Once Globus Connect Personal is installed on your local machine, you can transfer data between your computer and FarmShare.

  1. In your local machine’s web browser, go to https://app.globus.org/. You may need to authenticate with your SUNetID or Cardinal Key first (select “Stanford University” from the dropdown menu that appears).
  2. In the top right-hand corner, click the Panels icon that has two panels (the middle one).
  3. Above the left panel, click the Search field next to “Collection”.
  4. In the screen that opens, click “Your Collections” and select the collection that represents your local machine.
  5. Navigate to the files/folders you want to transfer and select them.
  6. Above the right hand panel, click the Search field next to “Collection”.
  7. Start typing “FarmShare” and select that collection once it appears.
  8. Navigate to the desired destination for your files.
  9. Once your source files and desired destination are selected, you can begin the transfer. Click the “Start” button over the left panel.

Transferring Data to Your Local Machine

The above steps can also be used to transfer data from FarmShare to your local machine. Simply select the files you want to transfer from FarmShare and the desired destination on your local machine, and then click the “Start” button over the right-side “FarmShare” panel.

Transferring Data with FarmShare OnDemand

FarmShare OnDemand is a web interface to the FarmShare HPC system. OnDemand allows you to manage your files, access a shell session, and use interactive apps like JupyterLab, RStudio, and VS Code. We will only discuss OnDemand’s File Manager below, but we will cover the other features in-depth in the next section.

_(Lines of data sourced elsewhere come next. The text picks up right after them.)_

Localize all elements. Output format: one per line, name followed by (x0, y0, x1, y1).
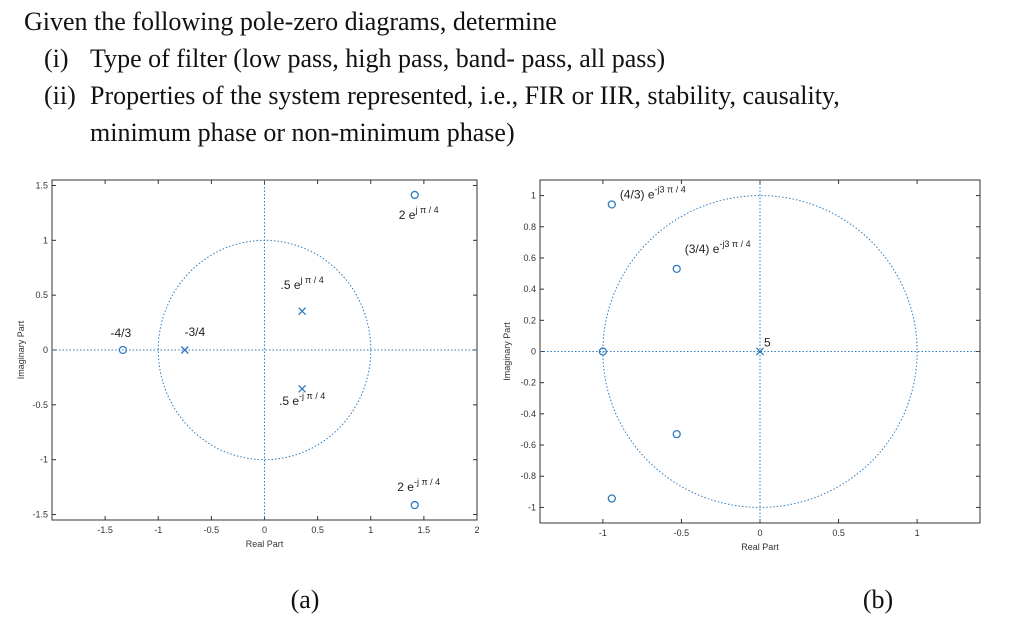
zero-marker (118, 345, 128, 355)
annotation-sup: -j3 π / 4 (719, 239, 750, 249)
item-label: (ii) (44, 81, 76, 110)
x-tick-label: 1 (368, 525, 373, 535)
annotation-text: -3/4 (184, 325, 205, 339)
zero-marker (410, 500, 419, 510)
y-tick-label: -1 (528, 502, 536, 512)
y-tick-label: -1 (40, 455, 48, 465)
y-tick-label: 1 (43, 235, 48, 245)
y-tick-label: 0 (43, 345, 48, 355)
annotation-sup: -j π / 4 (414, 477, 440, 487)
x-tick-label: 0 (262, 525, 267, 535)
x-tick-label: -0.5 (674, 528, 690, 538)
item-text: Type of filter (low pass, high pass, ban… (90, 44, 665, 73)
y-tick-label: 0.8 (523, 222, 536, 232)
annotation-text: -4/3 (111, 326, 132, 340)
x-tick-label: -1 (599, 528, 607, 538)
annotation-text: 2 e (399, 208, 416, 222)
zero-marker (607, 200, 616, 209)
y-tick-label: -1.5 (32, 510, 48, 520)
y-axis-label: Imaginary Part (16, 320, 26, 379)
annotation: 2 ej π / 4 (399, 205, 439, 222)
annotation-text: .5 e (279, 394, 299, 408)
x-axis-label: Real Part (246, 539, 284, 549)
item-label: (i) (44, 44, 69, 73)
zero-marker (607, 494, 616, 503)
pole-marker (180, 346, 189, 354)
x-tick-label: 0.5 (311, 525, 324, 535)
question-intro: Given the following pole-zero diagrams, … (24, 7, 557, 36)
item-text: Properties of the system represented, i.… (90, 81, 840, 110)
y-tick-label: 0 (531, 347, 536, 357)
y-tick-label: -0.2 (520, 378, 536, 388)
y-tick-label: 0.6 (523, 253, 536, 263)
annotation: .5 e-j π / 4 (279, 391, 325, 408)
x-tick-label: 0 (757, 528, 762, 538)
y-tick-label: -0.5 (32, 400, 48, 410)
zero-marker (410, 190, 419, 200)
annotation-sup: -j π / 4 (299, 391, 325, 401)
zero-marker (672, 429, 681, 439)
x-axis-label: Real Part (741, 542, 779, 552)
x-tick-label: 1.5 (418, 525, 431, 535)
unit-circle (602, 195, 918, 508)
caption: (a) (291, 585, 320, 614)
y-tick-label: 1 (531, 191, 536, 201)
zero-marker (598, 347, 608, 356)
annotation-text: 2 e (397, 480, 414, 494)
y-tick-label: 0.4 (523, 284, 536, 294)
annotation-text: (4/3) e (620, 187, 655, 201)
annotation-text: 5 (764, 336, 771, 350)
zero-marker (672, 264, 681, 274)
caption: (b) (863, 585, 893, 614)
x-tick-label: -0.5 (204, 525, 220, 535)
annotation-text: .5 e (280, 278, 300, 292)
annotation-text: (3/4) e (685, 242, 720, 256)
annotation: 2 e-j π / 4 (397, 477, 440, 494)
annotation-sup: j π / 4 (300, 275, 324, 285)
x-tick-label: -1 (154, 525, 162, 535)
x-tick-label: -1.5 (97, 525, 113, 535)
y-tick-label: 0.2 (523, 315, 536, 325)
pole-marker (298, 307, 307, 316)
unit-circle (157, 239, 372, 461)
y-tick-label: -0.6 (520, 440, 536, 450)
annotation: -3/4 (184, 325, 205, 339)
y-tick-label: 0.5 (35, 290, 48, 300)
pole-marker (298, 384, 307, 393)
annotation-sup: -j3 π / 4 (655, 184, 686, 194)
x-tick-label: 0.5 (832, 528, 845, 538)
annotation: (3/4) e-j3 π / 4 (685, 239, 751, 256)
annotation: .5 ej π / 4 (280, 275, 323, 292)
x-tick-label: 1 (915, 528, 920, 538)
x-tick-label: 2 (474, 525, 479, 535)
annotation: 5 (764, 336, 771, 350)
annotation: -4/3 (111, 326, 132, 340)
y-tick-label: -0.4 (520, 409, 536, 419)
annotation: (4/3) e-j3 π / 4 (620, 184, 686, 201)
y-tick-label: 1.5 (35, 180, 48, 190)
annotation-sup: j π / 4 (414, 205, 438, 215)
item-text: minimum phase or non-minimum phase) (90, 118, 515, 147)
pole-marker (756, 347, 764, 356)
y-tick-label: -0.8 (520, 471, 536, 481)
y-axis-label: Imaginary Part (502, 322, 512, 381)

Managing Files with the FarmShare OnDemand File Manager

To create, edit or move files, click on the Files menu from the Dashboard page. A drop-down menu will appear, listing your most common storage locations on FarmShare: $HOME, Class Directories, Group Directories, and $SCRATCH.

Choosing one of the file spaces opens the File Explorer in a new browser tab. The files in the selected directory are listed.

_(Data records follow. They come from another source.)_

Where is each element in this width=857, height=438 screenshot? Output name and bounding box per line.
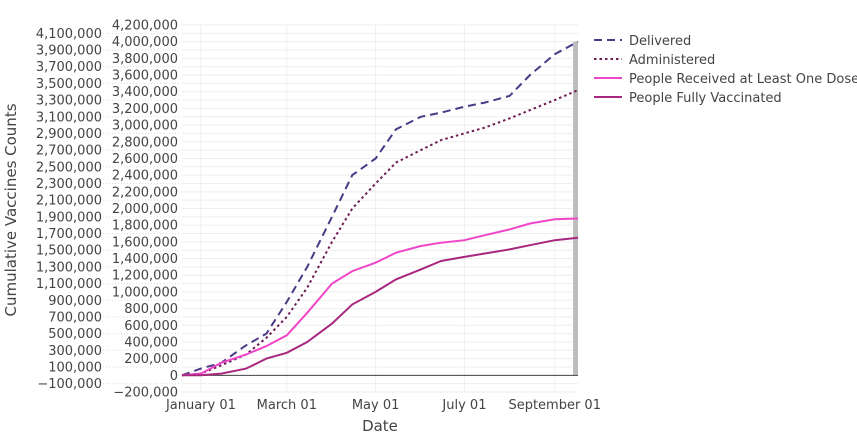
y-axis-title: Cumulative Vaccines Counts [2,103,20,316]
y-tick-label: 1,500,000 [36,244,102,259]
y-tick-label: 3,400,000 [112,85,178,100]
highlight-band [573,41,578,376]
y-tick-label: 3,600,000 [112,69,178,84]
y-tick-label: 2,300,000 [36,177,102,192]
y-tick-label: −200,000 [113,386,178,401]
y-tick-label: 1,900,000 [36,210,102,225]
series-line-people-fully-vaccinated [182,236,579,377]
y-tick-label: 1,600,000 [112,235,178,250]
legend-item[interactable]: People Fully Vaccinated [594,91,782,106]
legend-item[interactable]: Delivered [594,34,691,49]
y-tick-label: 700,000 [48,310,102,325]
x-tick-label: January 01 [165,398,236,413]
legend-label: People Fully Vaccinated [629,91,782,106]
y-tick-label: 100,000 [48,360,102,375]
legend-label: People Received at Least One Dose [629,72,857,87]
y-tick-label: 2,400,000 [112,169,178,184]
y-tick-label: 3,800,000 [112,52,178,67]
y-tick-label: 3,300,000 [36,94,102,109]
y-tick-label: 2,200,000 [112,185,178,200]
y-tick-label: 500,000 [48,327,102,342]
gridlines [182,24,578,393]
y-tick-label: 4,200,000 [112,19,178,34]
y-tick-label: 1,700,000 [36,227,102,242]
x-axis-title: Date [362,417,398,434]
y-tick-label: 2,500,000 [36,160,102,175]
legend-label: Administered [629,53,715,68]
y-tick-label: 1,000,000 [112,285,178,300]
series-lines [181,40,579,377]
y-tick-label: 600,000 [124,319,178,334]
legend[interactable]: Delivered Administered People Received at … [594,34,857,106]
y-axis-ticks: −200,000 −100,000 0 100,000 200,000 300,000 40… [36,19,180,401]
series-line-delivered [181,40,579,377]
legend-item[interactable]: Administered [594,53,715,68]
y-tick-label: 4,100,000 [36,27,102,42]
x-tick-label: March 01 [257,398,317,413]
x-axis-ticks: January 01 March 01 May 01 July 01 September… [165,398,601,413]
y-tick-label: 2,100,000 [36,194,102,209]
y-tick-label: −100,000 [37,377,102,392]
series-line-people-received-at-least-one-dose [181,217,579,377]
y-tick-label: 3,900,000 [36,44,102,59]
y-tick-label: 1,100,000 [36,277,102,292]
y-tick-label: 3,100,000 [36,110,102,125]
y-tick-label: 1,200,000 [112,269,178,284]
y-tick-label: 200,000 [124,352,178,367]
y-tick-label: 2,700,000 [36,144,102,159]
x-tick-label: July 01 [441,398,486,413]
y-tick-label: 3,000,000 [112,119,178,134]
y-tick-label: 3,200,000 [112,102,178,117]
legend-label: Delivered [629,34,691,49]
y-tick-label: 3,700,000 [36,60,102,75]
y-tick-label: 1,800,000 [112,219,178,234]
y-tick-label: 2,000,000 [112,202,178,217]
x-tick-label: May 01 [352,398,400,413]
y-tick-label: 3,500,000 [36,77,102,92]
y-tick-label: 800,000 [124,302,178,317]
y-tick-label: 300,000 [48,344,102,359]
y-tick-label: 400,000 [124,335,178,350]
series-line-administered [181,89,579,377]
y-tick-label: 1,300,000 [36,260,102,275]
legend-item[interactable]: People Received at Least One Dose [594,72,857,87]
y-tick-label: 4,000,000 [112,35,178,50]
y-tick-label: 900,000 [48,294,102,309]
y-tick-label: 0 [170,369,178,384]
y-tick-label: 1,400,000 [112,252,178,267]
x-tick-label: September 01 [508,398,601,413]
y-tick-label: 2,600,000 [112,152,178,167]
y-tick-label: 2,900,000 [36,127,102,142]
y-tick-label: 2,800,000 [112,135,178,150]
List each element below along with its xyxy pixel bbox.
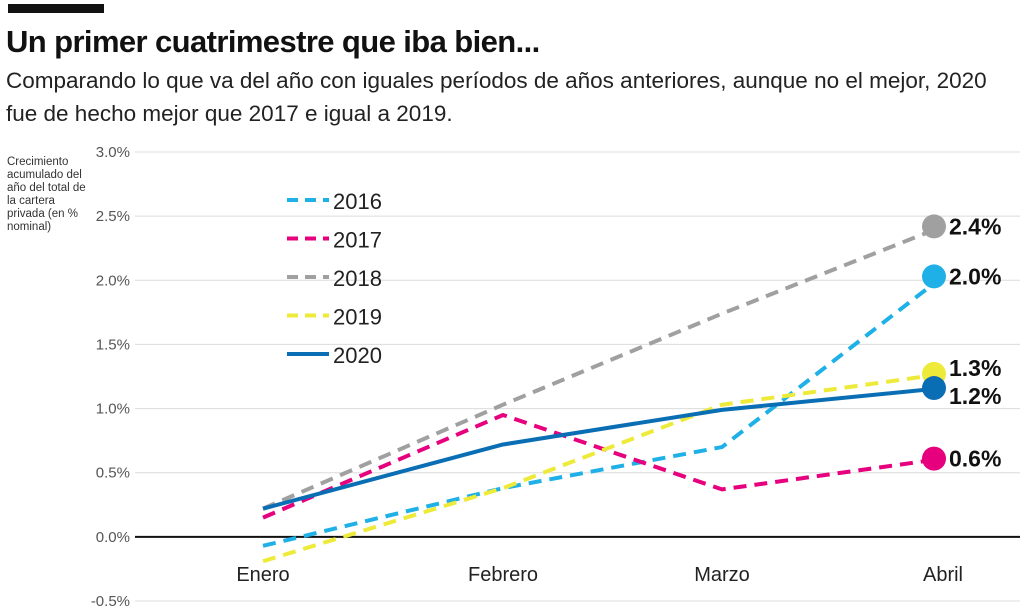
end-marker-2016 [922,264,946,289]
x-category-label: Abril [923,564,963,586]
end-marker-2020 [922,376,946,401]
y-tick-label: 1.5% [96,336,130,353]
y-axis-ticks: 3.0% 2.5% 2.0% 1.5% 1.0% 0.5% 0.0% -0.5% [91,144,130,610]
y-tick-label: 1.0% [96,401,130,418]
series-end-markers: 2.0% 0.6% 2.4% 1.3%1.2% [922,213,1001,472]
y-tick-label: 2.0% [96,272,130,289]
end-label-2019: 1.3% [949,355,1001,381]
y-tick-label: -0.5% [91,593,130,610]
header-accent-bar [8,4,104,13]
series-line-2019 [262,371,944,564]
end-label-2017: 0.6% [949,446,1001,472]
x-category-label: Febrero [468,564,538,586]
gridlines [135,151,1020,602]
x-axis-categories: Enero Febrero Marzo Abril [236,564,963,586]
x-category-label: Marzo [694,564,750,586]
legend-label-2019: 2019 [333,305,382,330]
series-line-2018 [262,224,944,511]
end-label-2018: 2.4% [949,213,1001,239]
legend-label-2017: 2017 [333,228,382,253]
y-axis-label: Crecimiento acumulado del año del total … [7,156,86,233]
end-label-2020: 1.2% [949,383,1001,409]
legend: 2016 2017 2018 2019 2020 [287,189,382,368]
legend-label-2016: 2016 [333,189,382,214]
end-marker-2018 [922,214,946,239]
end-marker-2017 [922,446,946,471]
chart-subtitle: Comparando lo que va del año con iguales… [6,68,987,126]
y-tick-label: 3.0% [96,144,130,161]
y-tick-label: 0.5% [96,465,130,482]
legend-label-2018: 2018 [333,266,382,291]
y-tick-label: 2.5% [96,208,130,225]
x-category-label: Enero [236,564,289,586]
series-lines [262,224,945,564]
series-line-2017 [262,412,944,520]
legend-label-2020: 2020 [333,343,382,368]
series-line-2020 [262,386,944,511]
end-label-2016: 2.0% [949,263,1001,289]
chart-title: Un primer cuatrimestre que iba bien... [6,24,540,59]
series-line-2016 [262,274,945,548]
y-tick-label: 0.0% [96,529,130,546]
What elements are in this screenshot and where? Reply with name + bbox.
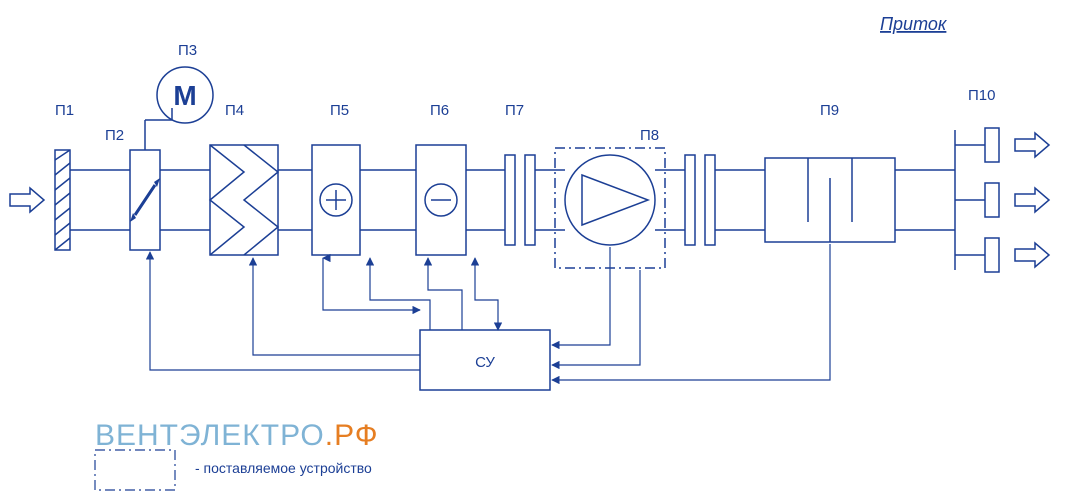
brand-part2: .РФ bbox=[325, 419, 379, 452]
svg-text:ВЕНТЭЛЕКТРО.РФ: ВЕНТЭЛЕКТРО.РФ bbox=[95, 419, 379, 452]
legend: - поставляемое устройство bbox=[95, 450, 372, 490]
label-p7: П7 bbox=[505, 102, 524, 119]
node-p2 bbox=[130, 108, 172, 250]
node-p9 bbox=[765, 158, 895, 242]
brand-part1: ВЕНТЭЛЕКТРО bbox=[95, 419, 325, 452]
legend-text: - поставляемое устройство bbox=[195, 460, 372, 476]
node-flex2 bbox=[685, 155, 715, 245]
brand-watermark: ВЕНТЭЛЕКТРО.РФ bbox=[95, 419, 379, 452]
label-p3: П3 bbox=[178, 42, 197, 59]
control-unit-label: СУ bbox=[475, 354, 495, 371]
label-p2: П2 bbox=[105, 127, 124, 144]
control-unit: СУ bbox=[420, 330, 550, 390]
label-p6: П6 bbox=[430, 102, 449, 119]
node-p4 bbox=[210, 145, 278, 255]
node-p1 bbox=[55, 150, 70, 250]
flow-arrows bbox=[10, 133, 1049, 267]
node-p10 bbox=[955, 128, 999, 272]
label-p9: П9 bbox=[820, 102, 839, 119]
duct-lines bbox=[70, 170, 955, 230]
node-p3: M bbox=[157, 67, 213, 123]
node-p6 bbox=[416, 145, 466, 255]
label-p4: П4 bbox=[225, 102, 244, 119]
hvac-diagram: Приток bbox=[0, 0, 1066, 504]
label-p5: П5 bbox=[330, 102, 349, 119]
node-p7 bbox=[505, 155, 535, 245]
label-p8: П8 bbox=[640, 127, 659, 144]
label-p1: П1 bbox=[55, 102, 74, 119]
label-p10: П10 bbox=[968, 87, 995, 104]
node-p5 bbox=[312, 145, 360, 255]
diagram-title: Приток bbox=[880, 14, 948, 34]
motor-text: M bbox=[173, 80, 196, 111]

There are two sets of buttons in the File Explorer.

/hpc-intro/OnDemand%20File%20Explorer%20buttons%20next%20to%20filename

Those buttons allow you to View, Edit, Rename, Download, or Delete a file.

/hpc-intro/OnDemand%20File%20Explorer%20buttons%20in%20top%20right%20menu
Button Function
Open in Terminal Open a terminal window on Sherlock in a new browser tab
Refresh Refresh the list of directory contents
New File Create a new, empty file
New Directory Create a new subdirectory
Upload Copy a file from your local machine to Sherlock
Download Download selected files to your local machine
Copy/Move Copy or move selected files (after moving to a different directory)
Delete Delete selected files
Change directory Change your current working directory
Copy path Copy the current working directory path to your clipboard
Show Dotfiles Toggle the display of dotfiles (files starting with a ., which are usually hidden)
Show Owner/Mode Toggle the display of owner and permission settings

Working with Windows

When you transfer text files from a Windows system to a Unix system (Mac, Linux, BSD, Solaris, etc.) this can cause problems. Windows encodes its files slightly different than Unix, and adds an extra character to every line.

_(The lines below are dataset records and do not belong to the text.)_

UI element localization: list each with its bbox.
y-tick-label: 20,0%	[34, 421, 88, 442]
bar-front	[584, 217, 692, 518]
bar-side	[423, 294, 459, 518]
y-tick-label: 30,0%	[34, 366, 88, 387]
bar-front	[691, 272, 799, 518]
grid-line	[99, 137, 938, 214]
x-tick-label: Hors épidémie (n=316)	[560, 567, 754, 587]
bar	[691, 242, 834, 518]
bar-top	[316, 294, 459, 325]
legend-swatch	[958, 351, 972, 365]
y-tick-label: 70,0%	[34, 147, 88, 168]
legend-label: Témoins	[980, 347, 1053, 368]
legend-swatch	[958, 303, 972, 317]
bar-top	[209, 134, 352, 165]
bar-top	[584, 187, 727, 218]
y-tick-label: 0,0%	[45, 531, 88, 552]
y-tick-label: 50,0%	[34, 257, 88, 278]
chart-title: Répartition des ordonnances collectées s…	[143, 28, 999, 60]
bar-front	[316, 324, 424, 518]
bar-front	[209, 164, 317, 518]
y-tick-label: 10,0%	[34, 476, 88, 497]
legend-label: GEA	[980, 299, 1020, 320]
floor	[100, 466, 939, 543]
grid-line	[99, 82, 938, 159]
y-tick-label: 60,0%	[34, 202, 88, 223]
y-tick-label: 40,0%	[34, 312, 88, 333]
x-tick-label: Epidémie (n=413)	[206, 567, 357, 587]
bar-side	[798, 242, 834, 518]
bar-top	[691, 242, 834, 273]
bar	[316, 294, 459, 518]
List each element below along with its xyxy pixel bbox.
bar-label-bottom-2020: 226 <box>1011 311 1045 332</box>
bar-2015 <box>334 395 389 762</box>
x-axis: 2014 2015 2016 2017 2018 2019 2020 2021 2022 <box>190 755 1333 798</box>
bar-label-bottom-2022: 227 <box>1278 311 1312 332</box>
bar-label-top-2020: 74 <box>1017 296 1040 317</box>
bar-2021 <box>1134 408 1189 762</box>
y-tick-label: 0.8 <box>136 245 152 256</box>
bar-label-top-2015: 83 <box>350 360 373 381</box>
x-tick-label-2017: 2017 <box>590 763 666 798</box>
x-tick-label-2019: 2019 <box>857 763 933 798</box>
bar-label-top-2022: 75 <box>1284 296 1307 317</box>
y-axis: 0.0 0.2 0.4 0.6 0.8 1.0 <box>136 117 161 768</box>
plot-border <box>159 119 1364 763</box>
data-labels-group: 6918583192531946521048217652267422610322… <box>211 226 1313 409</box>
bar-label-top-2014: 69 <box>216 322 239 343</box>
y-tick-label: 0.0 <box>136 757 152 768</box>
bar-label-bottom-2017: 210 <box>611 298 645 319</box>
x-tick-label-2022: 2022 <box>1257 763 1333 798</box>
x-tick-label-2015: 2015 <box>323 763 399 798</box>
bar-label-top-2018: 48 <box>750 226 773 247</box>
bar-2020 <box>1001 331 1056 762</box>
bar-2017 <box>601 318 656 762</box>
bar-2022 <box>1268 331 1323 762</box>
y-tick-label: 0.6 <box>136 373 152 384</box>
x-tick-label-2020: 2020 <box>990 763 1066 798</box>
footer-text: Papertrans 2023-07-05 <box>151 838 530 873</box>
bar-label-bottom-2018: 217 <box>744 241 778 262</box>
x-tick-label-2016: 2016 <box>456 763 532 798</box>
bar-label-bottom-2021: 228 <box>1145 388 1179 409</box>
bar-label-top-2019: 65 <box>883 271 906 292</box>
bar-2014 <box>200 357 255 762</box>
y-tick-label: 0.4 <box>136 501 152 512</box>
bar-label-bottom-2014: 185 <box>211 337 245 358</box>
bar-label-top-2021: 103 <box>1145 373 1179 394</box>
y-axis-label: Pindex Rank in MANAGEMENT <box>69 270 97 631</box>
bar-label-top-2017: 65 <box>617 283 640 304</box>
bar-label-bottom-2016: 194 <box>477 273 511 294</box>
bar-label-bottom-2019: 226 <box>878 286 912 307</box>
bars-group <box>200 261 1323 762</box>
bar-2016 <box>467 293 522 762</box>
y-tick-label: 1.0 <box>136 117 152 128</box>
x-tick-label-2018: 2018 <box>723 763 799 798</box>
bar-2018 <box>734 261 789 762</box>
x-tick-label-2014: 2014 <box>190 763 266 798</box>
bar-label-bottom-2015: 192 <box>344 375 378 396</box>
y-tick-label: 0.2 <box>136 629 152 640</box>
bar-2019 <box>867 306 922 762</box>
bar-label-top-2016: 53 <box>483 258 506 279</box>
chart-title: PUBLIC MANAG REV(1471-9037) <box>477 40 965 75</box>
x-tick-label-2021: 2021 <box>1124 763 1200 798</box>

On a Unix system, every line in a file ends with a \n (newline). On Windows, every line in a file ends with a \r\n (carriage return + newline). This causes problems sometimes.

Though most modern programming languages and software handles this correctly, in some rare instances, you may run into an issue. The solution is to convert a file from Windows to Unix encoding with the dos2unix command.

You can identify if a file has Windows line endings with cat -A filename. A file with Windows line endings will have ^M$ at the end of every line. A file with Unix line endings will have $ at the end of a line.

To convert the file, just run dos2unix filename. (Conversely, to convert back to Windows format, you can run unix2dos filename.)

Key Points

  • wget and git clone download a file from the internet.

  • scp and rsync transfer files to and from your computer.

  • You can use Globus or FarmShare OnDemand to transfer data through a GUI.